Recovering . . .
What an exciting (dripping sarcasm) couple of days it's been. I am in the middle of a horrendous cold, with all the joy that entails. Then, as mentioned, the death of beloved my beloved lappy, and now dealing with a new (used) one which won't seem to let the wireless stuff work, won't work with yahoo IM, etc., etc. Last night, tired and sitting in my messy living room, listening to the baby snore over the monitor (oh yes, he has the cold, too, of course) I couldn't find the remote to turn the TV on and I was about half a straw away from running screaming from the house. I turned the TV on by hand, and later DID locate the remote.

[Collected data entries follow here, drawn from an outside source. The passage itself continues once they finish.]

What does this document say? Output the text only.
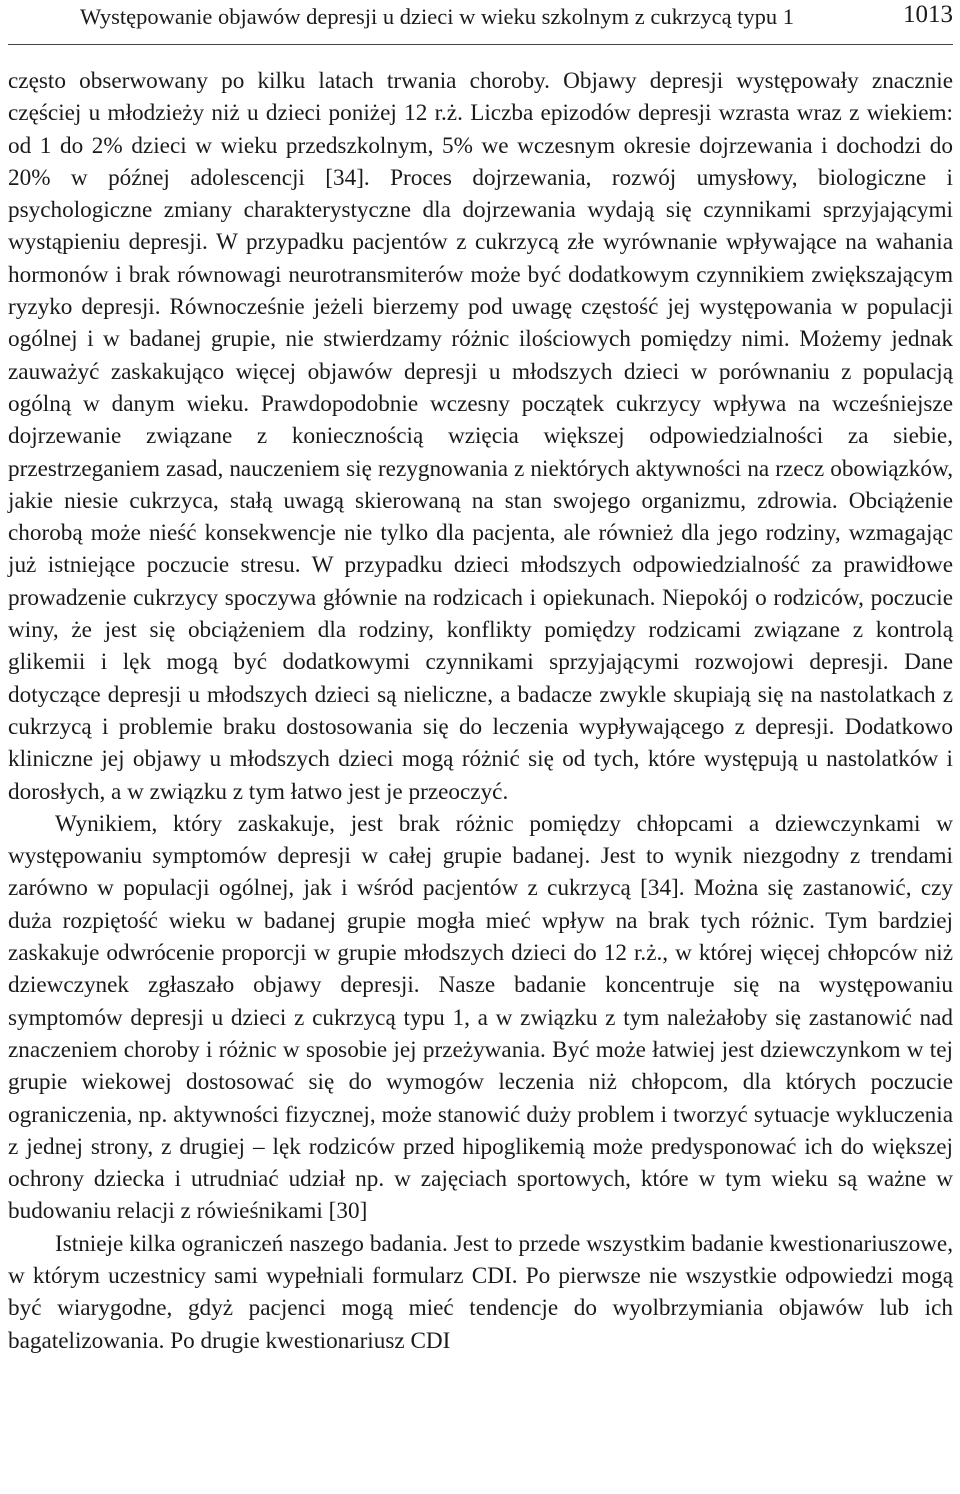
Występowanie objawów depresji u dzieci w wieku szkolnym z cukrzycą typu 1	1013

często obserwowany po kilku latach trwania choroby. Objawy depresji występowały znacznie częściej u młodzieży niż u dzieci poniżej 12 r.ż. Liczba epizodów depresji wzrasta wraz z wiekiem: od 1 do 2% dzieci w wieku przedszkolnym, 5% we wczesnym okresie dojrzewania i dochodzi do 20% w późnej adolescencji [34]. Proces dojrzewania, rozwój umysłowy, biologiczne i psychologiczne zmiany charakterystyczne dla dojrzewania wydają się czynnikami sprzyjającymi wystąpieniu depresji. W przypadku pacjentów z cukrzycą złe wyrównanie wpływające na wahania hormonów i brak równowagi neurotransmiterów może być dodatkowym czynnikiem zwiększającym ryzyko depresji. Równocześnie jeżeli bierzemy pod uwagę częstość jej występowania w populacji ogólnej i w badanej grupie, nie stwierdzamy różnic ilościowych pomiędzy nimi. Możemy jednak zauważyć zaskakująco więcej objawów depresji u młodszych dzieci w porównaniu z populacją ogólną w danym wieku. Prawdopodobnie wczesny początek cukrzycy wpływa na wcześniejsze dojrzewanie związane z koniecznością wzięcia większej odpowiedzialności za siebie, przestrzeganiem zasad, nauczeniem się rezygnowania z niektórych aktywności na rzecz obowiązków, jakie niesie cukrzyca, stałą uwagą skierowaną na stan swojego organizmu, zdrowia. Obciążenie chorobą może nieść konsekwencje nie tylko dla pacjenta, ale również dla jego rodziny, wzmagając już istniejące poczucie stresu. W przypadku dzieci młodszych odpowiedzialność za prawidłowe prowadzenie cukrzycy spoczywa głównie na rodzicach i opiekunach. Niepokój o rodziców, poczucie winy, że jest się obciążeniem dla rodziny, konflikty pomiędzy rodzicami związane z kontrolą glikemii i lęk mogą być dodatkowymi czynnikami sprzyjającymi rozwojowi depresji. Dane dotyczące depresji u młodszych dzieci są nieliczne, a badacze zwykle skupiają się na nastolatkach z cukrzycą i problemie braku dostosowania się do leczenia wypływającego z depresji. Dodatkowo kliniczne jej objawy u młodszych dzieci mogą różnić się od tych, które występują u nastolatków i dorosłych, a w związku z tym łatwo jest je przeoczyć.

Wynikiem, który zaskakuje, jest brak różnic pomiędzy chłopcami a dziewczynkami w występowaniu symptomów depresji w całej grupie badanej. Jest to wynik niezgodny z trendami zarówno w populacji ogólnej, jak i wśród pacjentów z cukrzycą [34]. Można się zastanowić, czy duża rozpiętość wieku w badanej grupie mogła mieć wpływ na brak tych różnic. Tym bardziej zaskakuje odwrócenie proporcji w grupie młodszych dzieci do 12 r.ż., w której więcej chłopców niż dziewczynek zgłaszało objawy depresji. Nasze badanie koncentruje się na występowaniu symptomów depresji u dzieci z cukrzycą typu 1, a w związku z tym należałoby się zastanowić nad znaczeniem choroby i różnic w sposobie jej przeżywania. Być może łatwiej jest dziewczynkom w tej grupie wiekowej dostosować się do wymogów leczenia niż chłopcom, dla których poczucie ograniczenia, np. aktywności fizycznej, może stanowić duży problem i tworzyć sytuacje wykluczenia z jednej strony, z drugiej – lęk rodziców przed hipoglikemią może predysponować ich do większej ochrony dziecka i utrudniać udział np. w zajęciach sportowych, które w tym wieku są ważne w budowaniu relacji z rówieśnikami [30]

Istnieje kilka ograniczeń naszego badania. Jest to przede wszystkim badanie kwestionariuszowe, w którym uczestnicy sami wypełniali formularz CDI. Po pierwsze nie wszystkie odpowiedzi mogą być wiarygodne, gdyż pacjenci mogą mieć tendencje do wyolbrzymiania objawów lub ich bagatelizowania. Po drugie kwestionariusz CDI
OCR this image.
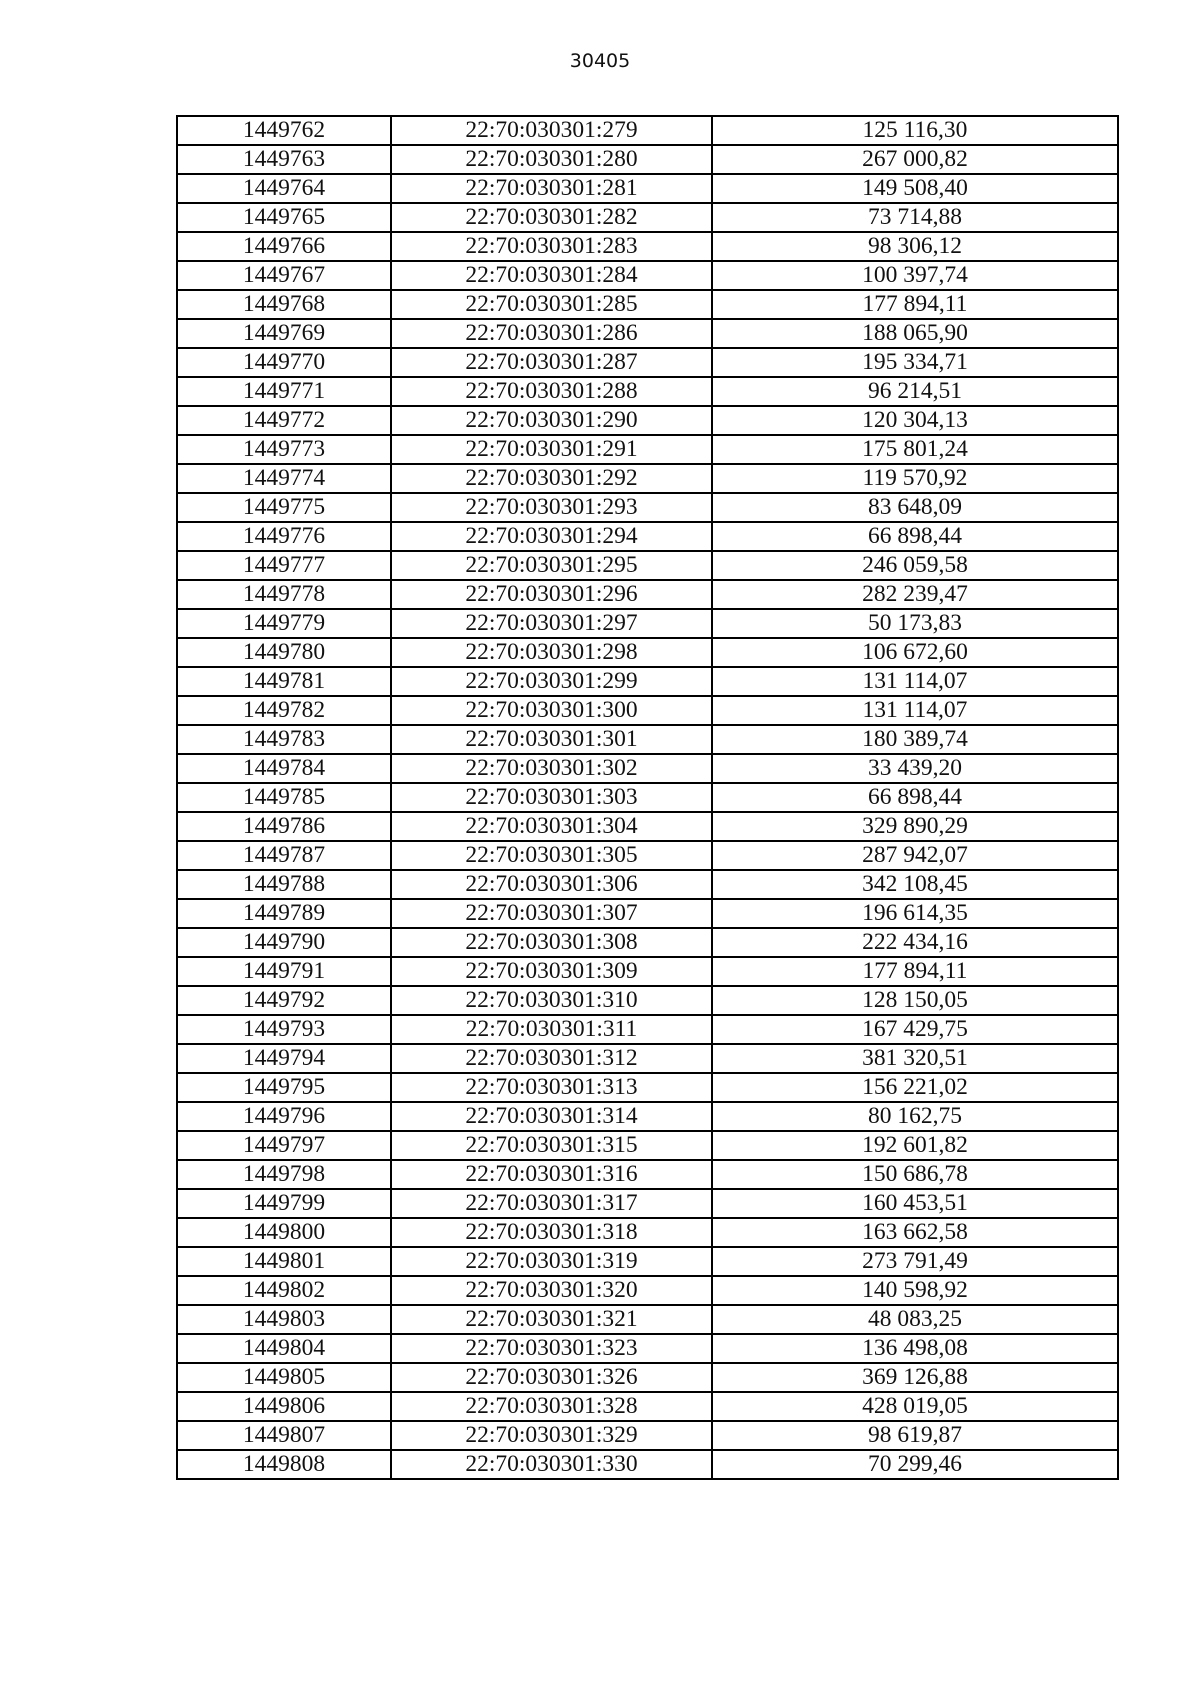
30405
1449762	22:70:030301:279	125 116,30
1449763	22:70:030301:280	267 000,82
1449764	22:70:030301:281	149 508,40
1449765	22:70:030301:282	73 714,88
1449766	22:70:030301:283	98 306,12
1449767	22:70:030301:284	100 397,74
1449768	22:70:030301:285	177 894,11
1449769	22:70:030301:286	188 065,90
1449770	22:70:030301:287	195 334,71
1449771	22:70:030301:288	96 214,51
1449772	22:70:030301:290	120 304,13
1449773	22:70:030301:291	175 801,24
1449774	22:70:030301:292	119 570,92
1449775	22:70:030301:293	83 648,09
1449776	22:70:030301:294	66 898,44
1449777	22:70:030301:295	246 059,58
1449778	22:70:030301:296	282 239,47
1449779	22:70:030301:297	50 173,83
1449780	22:70:030301:298	106 672,60
1449781	22:70:030301:299	131 114,07
1449782	22:70:030301:300	131 114,07
1449783	22:70:030301:301	180 389,74
1449784	22:70:030301:302	33 439,20
1449785	22:70:030301:303	66 898,44
1449786	22:70:030301:304	329 890,29
1449787	22:70:030301:305	287 942,07
1449788	22:70:030301:306	342 108,45
1449789	22:70:030301:307	196 614,35
1449790	22:70:030301:308	222 434,16
1449791	22:70:030301:309	177 894,11
1449792	22:70:030301:310	128 150,05
1449793	22:70:030301:311	167 429,75
1449794	22:70:030301:312	381 320,51
1449795	22:70:030301:313	156 221,02
1449796	22:70:030301:314	80 162,75
1449797	22:70:030301:315	192 601,82
1449798	22:70:030301:316	150 686,78
1449799	22:70:030301:317	160 453,51
1449800	22:70:030301:318	163 662,58
1449801	22:70:030301:319	273 791,49
1449802	22:70:030301:320	140 598,92
1449803	22:70:030301:321	48 083,25
1449804	22:70:030301:323	136 498,08
1449805	22:70:030301:326	369 126,88
1449806	22:70:030301:328	428 019,05
1449807	22:70:030301:329	98 619,87
1449808	22:70:030301:330	70 299,46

Don't you hate days like that?
However, the Husband made up for it, at least partially, by giving me one of my favorite luxuries - the Bed to Myself. Don't get me wrong. I love the Husband, and there's nothing as great as a good cuddle, but I'm what you might call a "busy" sleeper, and having someone else in the bed impedes my progress and frustrates me, so I wake up angry, and not sure why. I also love having all the pillows; the Husband only takes one when he sleeps on the couch, leaving me his spare. I form them in a big U around me, including Madrid the Body Pillow. It feels decadent and perfect. So I slept soundly, the full 8-hours one is supposed to get, and today, I am sort of vaguely hopeful.
Today, I will get the computer stuff sorted out. The new-used lappy isn't bad. The keys make a very satisfying clicking noise. All my documents and files and whatnot is here, and that's the important part. I'm a little less stuffy and my head actually doesn't hurt today. It's rainy, and I love to be in the darkened living room, listening to the rain, typing away.
The Bed to Myself, both the luxury itself and the evidence of the Husband's thoughtfulness, might not seem like much, but it's enough to make today a brand new day.
2 Comments:
At 12:38 PM, Paperback Writer said…
That was nice of him to give you all of the bed!
At 12:01 PM, Liz said…
Very nice of him. I like the vaguely hopeful. I know the exact feeling.